Последовала довольно длинная тишина. Остроил потупив глаза размышлял, и предметы, коими наполнено было его воображеніе, вместо того, чтоб укротить его чувства, опять оныя оживили. Между тем он молчал; глаза его были понурены, и от чрезмернаго чувствованія пребывал он недвижим, как бы одревенелой.

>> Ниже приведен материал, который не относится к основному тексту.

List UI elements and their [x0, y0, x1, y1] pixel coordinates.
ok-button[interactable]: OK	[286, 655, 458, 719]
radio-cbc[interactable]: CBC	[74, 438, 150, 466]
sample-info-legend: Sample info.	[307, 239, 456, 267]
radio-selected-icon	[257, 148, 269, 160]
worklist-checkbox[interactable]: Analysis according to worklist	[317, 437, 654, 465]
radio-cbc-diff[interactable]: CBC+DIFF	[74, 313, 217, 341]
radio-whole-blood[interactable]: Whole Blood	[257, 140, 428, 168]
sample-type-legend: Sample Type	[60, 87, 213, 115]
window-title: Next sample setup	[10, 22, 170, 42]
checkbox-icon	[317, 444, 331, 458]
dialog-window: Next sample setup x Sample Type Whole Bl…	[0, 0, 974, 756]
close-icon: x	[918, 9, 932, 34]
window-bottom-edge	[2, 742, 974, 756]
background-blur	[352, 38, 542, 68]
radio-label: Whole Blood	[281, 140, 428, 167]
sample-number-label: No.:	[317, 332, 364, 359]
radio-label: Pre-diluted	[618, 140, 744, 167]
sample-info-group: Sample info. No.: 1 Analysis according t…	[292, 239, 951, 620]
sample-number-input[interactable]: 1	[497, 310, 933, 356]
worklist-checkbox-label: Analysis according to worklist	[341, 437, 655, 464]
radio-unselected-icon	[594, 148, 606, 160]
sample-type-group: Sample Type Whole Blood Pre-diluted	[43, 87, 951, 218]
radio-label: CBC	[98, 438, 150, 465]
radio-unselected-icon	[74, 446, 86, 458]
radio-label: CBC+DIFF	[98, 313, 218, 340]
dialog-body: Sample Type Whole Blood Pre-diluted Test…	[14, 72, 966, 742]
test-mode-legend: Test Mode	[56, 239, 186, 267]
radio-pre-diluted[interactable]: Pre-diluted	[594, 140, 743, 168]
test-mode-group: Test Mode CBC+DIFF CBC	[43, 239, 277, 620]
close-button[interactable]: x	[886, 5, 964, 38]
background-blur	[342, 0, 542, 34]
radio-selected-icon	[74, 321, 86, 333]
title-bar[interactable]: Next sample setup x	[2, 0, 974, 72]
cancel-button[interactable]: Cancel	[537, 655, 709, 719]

Амаранта искусно судила о его положеніи. Его смятеніе состaвляло торжество ея прелестей; тщеславіе, утеха, были возлюбленныя ея страсти, коим думала она, что безпрепятeтвенно принесет на жертву невиннность и свободу юнаго Остроила. Вы нездоровы? сказала она ему голосом, удобным вмиг излечить его. – Довольно было слова сего для разрушенія его разсужденій. Он взглянул на Амаранту; красота ея его поразила. Желанія усилились, и состoяніе, в которое приведен он был предчувствованіем утех, придало лицу его вид нежности, всегда прелестнейшей самой красоты. Она читала в очах его все впечатленіе, ею в нем произведенное; она протянула к нему руку с пріятностію; он взял и поцаловал оную с восхищеніем. Случай учинил то, что поднимаясь губы его, повстречались с Амарантиными, и . . . наконец замолчал, опасаясь, чтoб часы его не зазвонили. Амаранта также не говорила, потому что в ней не осталось больше сил, кроме для испущенія вздоха.

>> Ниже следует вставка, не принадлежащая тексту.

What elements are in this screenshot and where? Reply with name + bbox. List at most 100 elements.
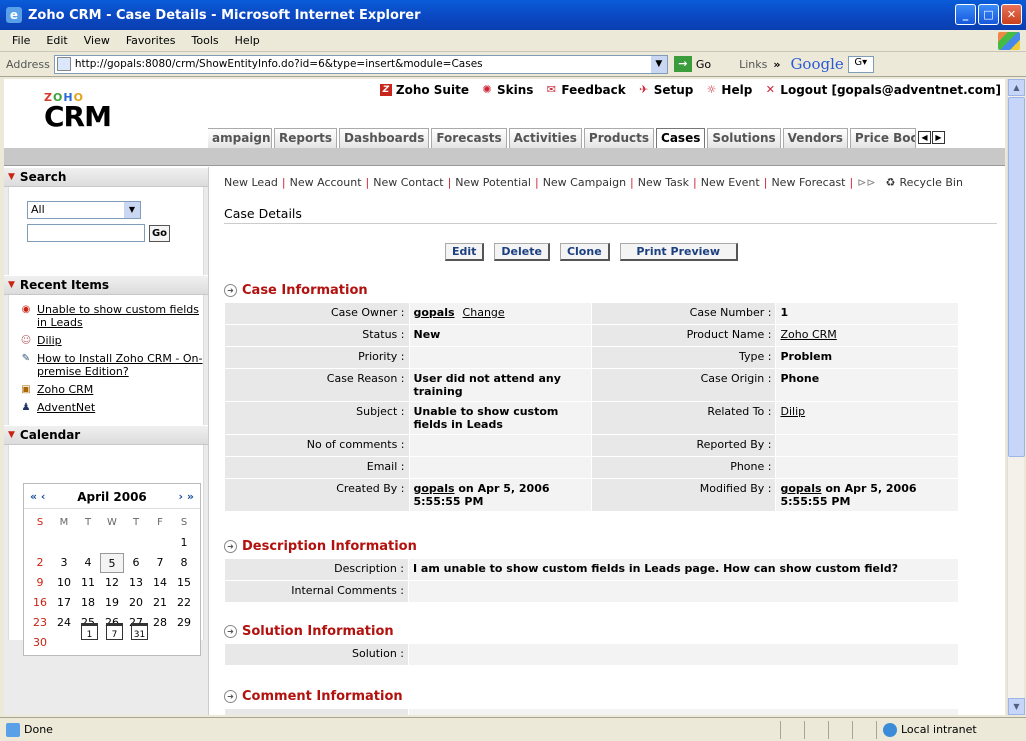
calendar-day[interactable]: 3: [52, 553, 76, 573]
search-go-button[interactable]: Go: [149, 225, 170, 242]
new-potential-link[interactable]: New Potential: [451, 176, 535, 189]
calendar-day[interactable]: 8: [172, 553, 196, 573]
vertical-scrollbar[interactable]: ▲ ▼: [1007, 79, 1025, 715]
created-by-link[interactable]: gopals: [414, 482, 455, 495]
calendar-day[interactable]: 17: [52, 593, 76, 613]
calendar-day[interactable]: 19: [100, 593, 124, 613]
new-forecast-link[interactable]: New Forecast: [767, 176, 849, 189]
more-links-icon[interactable]: ⊳⊳: [853, 176, 879, 189]
calendar-prev-button[interactable]: « ‹: [30, 490, 45, 504]
calendar-day[interactable]: 1: [172, 533, 196, 553]
day-view-icon[interactable]: 1: [81, 623, 98, 640]
tab-campaigns[interactable]: ampaigns: [208, 128, 272, 148]
menu-tools[interactable]: Tools: [184, 34, 227, 47]
maximize-button[interactable]: □: [978, 4, 999, 25]
edit-button[interactable]: Edit: [445, 243, 485, 261]
list-item[interactable]: ♟ AdventNet: [19, 401, 203, 414]
modified-by-link[interactable]: gopals: [780, 482, 821, 495]
zoho-crm-logo[interactable]: ZOHO CRM: [44, 91, 112, 131]
calendar-day[interactable]: 29: [172, 613, 196, 633]
new-lead-link[interactable]: New Lead: [220, 176, 282, 189]
change-owner-link[interactable]: Change: [463, 306, 505, 319]
links-label[interactable]: Links: [739, 58, 767, 71]
section-title[interactable]: ➜ Solution Information: [224, 622, 962, 640]
tab-reports[interactable]: Reports: [274, 128, 338, 148]
links-chevron-icon[interactable]: »: [773, 58, 780, 71]
calendar-day[interactable]: 13: [124, 573, 148, 593]
search-input[interactable]: [27, 224, 145, 242]
month-view-icon[interactable]: 31: [131, 623, 148, 640]
logout-link[interactable]: ✕ Logout [gopals@adventnet.com]: [764, 83, 1001, 97]
calendar-day[interactable]: 28: [148, 613, 172, 633]
calendar-next-button[interactable]: › »: [179, 490, 194, 504]
calendar-day[interactable]: 20: [124, 593, 148, 613]
list-item[interactable]: ☺ Dilip: [19, 334, 203, 347]
calendar-day[interactable]: 16: [28, 593, 52, 613]
skins-link[interactable]: ✺ Skins: [481, 83, 533, 97]
recent-items-header[interactable]: ▼ Recent Items: [4, 275, 208, 295]
tab-forecasts[interactable]: Forecasts: [431, 128, 507, 148]
zoho-suite-link[interactable]: Z Zoho Suite: [379, 83, 469, 97]
calendar-day[interactable]: 5: [100, 553, 124, 573]
print-preview-button[interactable]: Print Preview: [619, 243, 738, 261]
menu-favorites[interactable]: Favorites: [118, 34, 184, 47]
calendar-day[interactable]: 12: [100, 573, 124, 593]
menu-edit[interactable]: Edit: [38, 34, 75, 47]
google-search-box[interactable]: G▾: [847, 55, 874, 73]
calendar-day[interactable]: 4: [76, 553, 100, 573]
calendar-day[interactable]: 30: [28, 633, 52, 653]
scroll-up-icon[interactable]: ▲: [1008, 79, 1025, 96]
help-link[interactable]: ☼ Help: [705, 83, 752, 97]
tab-solutions[interactable]: Solutions: [707, 128, 781, 148]
section-title[interactable]: ➜ Description Information: [224, 537, 962, 555]
chevron-down-icon[interactable]: ▼: [650, 55, 667, 73]
address-url[interactable]: http://gopals:8080/crm/ShowEntityInfo.do…: [75, 58, 483, 70]
calendar-day[interactable]: 7: [148, 553, 172, 573]
calendar-day[interactable]: 24: [52, 613, 76, 633]
calendar-day[interactable]: 11: [76, 573, 100, 593]
search-module-select[interactable]: All ▼: [27, 201, 141, 219]
tab-activities[interactable]: Activities: [508, 128, 582, 148]
record-link[interactable]: Zoho CRM: [780, 328, 836, 341]
feedback-link[interactable]: ✉ Feedback: [545, 83, 626, 97]
list-item[interactable]: ▣ Zoho CRM: [19, 383, 203, 396]
menu-view[interactable]: View: [76, 34, 118, 47]
calendar-day[interactable]: 14: [148, 573, 172, 593]
menu-file[interactable]: File: [4, 34, 38, 47]
calendar-header[interactable]: ▼ Calendar: [4, 425, 208, 445]
tab-cases[interactable]: Cases: [656, 128, 706, 149]
calendar-day[interactable]: 2: [28, 553, 52, 573]
calendar-day[interactable]: 22: [172, 593, 196, 613]
tab-products[interactable]: Products: [583, 128, 655, 148]
calendar-day[interactable]: 21: [148, 593, 172, 613]
menu-help[interactable]: Help: [227, 34, 268, 47]
list-item[interactable]: ◉ Unable to show custom fields in Leads: [19, 303, 203, 329]
case-owner-link[interactable]: gopals: [414, 306, 455, 319]
new-account-link[interactable]: New Account: [286, 176, 366, 189]
search-section-header[interactable]: ▼ Search: [4, 167, 208, 187]
scroll-thumb[interactable]: [1008, 97, 1025, 457]
close-button[interactable]: ✕: [1001, 4, 1022, 25]
new-campaign-link[interactable]: New Campaign: [539, 176, 630, 189]
tab-dashboards[interactable]: Dashboards: [339, 128, 430, 148]
calendar-day[interactable]: 15: [172, 573, 196, 593]
section-title[interactable]: ➜ Comment Information: [224, 687, 962, 705]
tab-scroll-right-icon[interactable]: ▶: [931, 131, 945, 144]
calendar-day[interactable]: 9: [28, 573, 52, 593]
new-contact-link[interactable]: New Contact: [369, 176, 447, 189]
scroll-down-icon[interactable]: ▼: [1008, 698, 1025, 715]
tab-price-books[interactable]: Price Boo: [849, 128, 916, 148]
tab-scroll-left-icon[interactable]: ◀: [917, 131, 931, 144]
list-item[interactable]: ✎ How to Install Zoho CRM - On-premise Ed…: [19, 352, 203, 378]
week-view-icon[interactable]: 7: [106, 623, 123, 640]
minimize-button[interactable]: _: [955, 4, 976, 25]
address-field[interactable]: http://gopals:8080/crm/ShowEntityInfo.do…: [53, 54, 668, 74]
go-button[interactable]: → Go: [673, 56, 711, 72]
section-title[interactable]: ➜ Case Information: [224, 281, 962, 299]
setup-link[interactable]: ✈ Setup: [638, 83, 693, 97]
calendar-day[interactable]: 23: [28, 613, 52, 633]
record-link[interactable]: Dilip: [780, 405, 805, 418]
delete-button[interactable]: Delete: [494, 243, 550, 261]
clone-button[interactable]: Clone: [559, 243, 610, 261]
calendar-day[interactable]: 6: [124, 553, 148, 573]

Кольцо бабушкино пожало палец Остроилов с такою силою, что он чуть не упал в обморок. Вместо готоваго вздоха, выскочил пронзительной крик. Боги! какая боль! вскричал он, вскочив с торопостію. Представьте, сколько можно, об удивленіи Амарантином... кою крик сей привел в себя. Что сделалось вам, мой дражайшій Остроил? вскричала она с своей стороны. Я вас не знаю; по чести вы ошиблись. . . Вот тебе раз! (отвечал он холодно) я знаю, что я чувствую. – Но я уверена, что не ... (говорила Амарантла, перерывая) ... сего быть не может. – Прекрасная мысль! (сказал он) можноль вам спорить? ... Ох!.. мочи нет . . . не перестает! я на пытке . . . ой! ой! – в самом деле кольцо впилось в мясо, так что он весь помертвел. Непонятное дело! говорила изумленная Амаранта; приключеніе чудное! . . . Но это отнюдь не то . . . вы обманываетесь! . . . однако случай странной . . . Как! вы бежите? продолжала она, увидев его уже у дверей. О чем сомневаться (отвечал Остроил грубо); прощайте, сударыня . . . прощайте. Но погоди . . . Он с ума сошел (сказала она по его уходе) . . . какое дурачество! – Он был уже далеко.